Thomsen Niels O B, Björkman Anders
Department of Hand Surgery, Skåne University Hospital, Malmö, Sweden.
Department of Translational Medicine - Hand Surgery, Lund University, Malmö, Sweden.
J Wrist Surg. 2021 Dec 31;12(3):261-264. doi: 10.1055/s-0041-1740488. eCollection 2023 Jun.

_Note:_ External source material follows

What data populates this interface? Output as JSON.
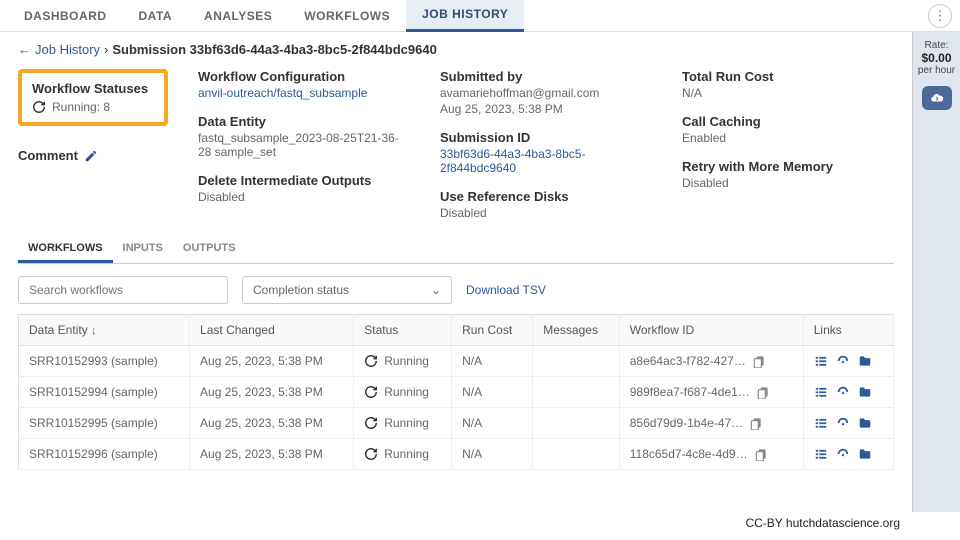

Treatment algorithm for disruption of the triangular fibrocartilage complex (TFCC) from the ulnar fovea includes direct TFCC repair, tendon reconstruction of the radioulnar ligaments, or a salvage procedure in cases with painful distal radioulnar joint (DRUJ) degeneration. We describe our surgical technique for reconstruction of the distal oblique bundle (DOB), to attain DRUJ stability in a young man, after failed attempts of direct TFCC reinsertion and radioulnar ligament reconstruction with the Adams procedure. Reconstruction of the central band of the interosseous membrane is well recognized for Essex-Lopresti injuries that demonstrate longitudinal forearm instability. The role for reconstruction/reinforcement of the DOB to restore DRUJ stability after TFCC injury has not gained the same recognition and needs further clarification. DOB reconstruction technique described is extra-articular and technically straightforward. We believe that the procedure could be considered for patients with an irreparable TFCC injury as a part of the treatment algorithm for younger patients, who otherwise would face a more extensive salvage procedure.
三角纤维软骨复合体(TFCC)从尺骨凹处断裂的治疗方案包括直接修复TFCC、重建桡尺韧带的肌腱,或针对伴有疼痛性下尺桡关节(DRUJ)退变的病例采取挽救手术。我们描述了在直接修复TFCC和采用亚当斯手术重建桡尺韧带失败后,为一名年轻男性重建远侧斜束(DOB)以实现DRUJ稳定的手术技术。骨间膜中央束的重建在表现出前臂纵向不稳定的埃塞克斯-洛普雷斯蒂损伤中已得到广泛认可。TFCC损伤后重建/加强DOB以恢复DRUJ稳定性的作用尚未得到同样的认可,需要进一步阐明。所描述的DOB重建技术是关节外的,技术上简单直接。我们认为,对于不可修复的TFCC损伤患者,该手术可作为年轻患者治疗方案的一部分加以考虑,否则这些患者将面临更广泛的挽救手术。